A Lei 15.005 teve origem no Projeto de Lei 7.544/2017, da Câmara dos Deputados, que foi posteriormente convertido no Senado em PL 5.021/2019. O projeto foi relatado pelo senador Eduardo Gomes (PL-TO) e aprovado no Plenário em setembro, sendo então encaminhado para a sanção presidencial.
Atualmente, o artesanato em capim dourado é reconhecido e valorizado no Brasil e no exterior, sendo uma importante fonte de renda para as comunidades do Jalapão. No entanto, é fundamental garantir o uso sustentável do capim dourado, permitindo sua colheita apenas entre os meses de setembro e novembro, a fim de evitar riscos de extinção.

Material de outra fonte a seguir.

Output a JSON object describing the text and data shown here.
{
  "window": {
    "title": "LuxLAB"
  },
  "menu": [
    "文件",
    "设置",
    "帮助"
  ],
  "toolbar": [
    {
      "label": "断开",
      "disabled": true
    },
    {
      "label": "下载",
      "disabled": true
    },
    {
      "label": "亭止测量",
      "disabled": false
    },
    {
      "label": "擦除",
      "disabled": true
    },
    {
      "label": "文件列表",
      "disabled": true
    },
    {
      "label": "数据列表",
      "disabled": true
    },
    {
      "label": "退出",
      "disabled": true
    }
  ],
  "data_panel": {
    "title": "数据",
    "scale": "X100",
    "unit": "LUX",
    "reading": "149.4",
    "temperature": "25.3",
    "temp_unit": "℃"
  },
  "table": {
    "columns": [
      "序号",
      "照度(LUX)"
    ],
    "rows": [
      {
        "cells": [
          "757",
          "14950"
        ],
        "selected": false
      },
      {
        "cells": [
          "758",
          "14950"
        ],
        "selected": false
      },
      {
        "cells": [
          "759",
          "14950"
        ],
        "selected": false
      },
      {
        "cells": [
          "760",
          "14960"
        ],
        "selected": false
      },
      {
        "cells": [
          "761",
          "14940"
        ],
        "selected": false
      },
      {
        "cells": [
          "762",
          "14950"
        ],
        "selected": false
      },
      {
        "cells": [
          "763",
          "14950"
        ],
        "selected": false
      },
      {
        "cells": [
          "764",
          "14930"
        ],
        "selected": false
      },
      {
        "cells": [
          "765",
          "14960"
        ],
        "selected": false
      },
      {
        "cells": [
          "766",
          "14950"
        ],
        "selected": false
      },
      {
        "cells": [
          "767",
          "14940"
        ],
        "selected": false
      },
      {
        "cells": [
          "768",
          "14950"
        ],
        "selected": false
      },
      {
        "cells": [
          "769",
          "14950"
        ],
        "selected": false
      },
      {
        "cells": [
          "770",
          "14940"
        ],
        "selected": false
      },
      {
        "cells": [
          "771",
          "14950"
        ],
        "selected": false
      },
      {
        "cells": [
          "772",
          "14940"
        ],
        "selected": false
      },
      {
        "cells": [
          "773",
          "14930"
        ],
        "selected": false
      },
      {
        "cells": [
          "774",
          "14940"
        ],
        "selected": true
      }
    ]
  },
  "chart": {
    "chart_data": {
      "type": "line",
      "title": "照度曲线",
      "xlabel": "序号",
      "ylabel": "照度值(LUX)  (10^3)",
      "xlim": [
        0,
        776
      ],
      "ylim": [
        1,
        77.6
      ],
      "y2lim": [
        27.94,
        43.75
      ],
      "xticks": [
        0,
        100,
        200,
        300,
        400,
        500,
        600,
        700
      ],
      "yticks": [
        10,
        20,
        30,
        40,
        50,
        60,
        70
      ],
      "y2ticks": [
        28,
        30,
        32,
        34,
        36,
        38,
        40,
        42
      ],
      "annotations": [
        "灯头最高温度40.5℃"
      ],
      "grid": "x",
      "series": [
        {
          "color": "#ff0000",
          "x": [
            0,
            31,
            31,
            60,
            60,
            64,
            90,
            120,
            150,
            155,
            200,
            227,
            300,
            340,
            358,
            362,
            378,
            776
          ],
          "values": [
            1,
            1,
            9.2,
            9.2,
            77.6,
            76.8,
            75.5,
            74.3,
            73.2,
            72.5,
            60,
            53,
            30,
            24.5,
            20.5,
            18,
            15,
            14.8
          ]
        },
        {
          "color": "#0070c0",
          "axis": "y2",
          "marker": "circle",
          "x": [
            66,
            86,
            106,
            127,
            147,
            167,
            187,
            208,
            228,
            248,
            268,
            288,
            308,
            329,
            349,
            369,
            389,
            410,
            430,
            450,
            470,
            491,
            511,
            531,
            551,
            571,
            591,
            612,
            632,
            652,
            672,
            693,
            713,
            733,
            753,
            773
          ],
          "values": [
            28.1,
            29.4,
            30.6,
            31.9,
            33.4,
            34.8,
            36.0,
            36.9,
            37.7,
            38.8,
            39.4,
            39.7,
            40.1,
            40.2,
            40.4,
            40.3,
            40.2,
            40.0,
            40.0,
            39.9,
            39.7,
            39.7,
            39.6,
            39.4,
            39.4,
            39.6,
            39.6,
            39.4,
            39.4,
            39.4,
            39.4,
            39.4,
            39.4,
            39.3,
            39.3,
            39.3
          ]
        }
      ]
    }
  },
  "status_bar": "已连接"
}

Eduardo Gomes ressaltou a importância de preservar essa tradição e garantir a manutenção das práticas de manejo sustentável do capim dourado. Após ser aprovado na Comissão de Educação e Cultura e no Plenário, o projeto agora é lei e busca proteger a cultura e a arte dessas comunidades.
O reconhecimento do artesanato em capim dourado como manifestação da cultura nacional é um passo significativo para valorizar e preservar essa tradição brasileira, contribuindo para a geração de renda e a sustentabilidade das comunidades envolvidas.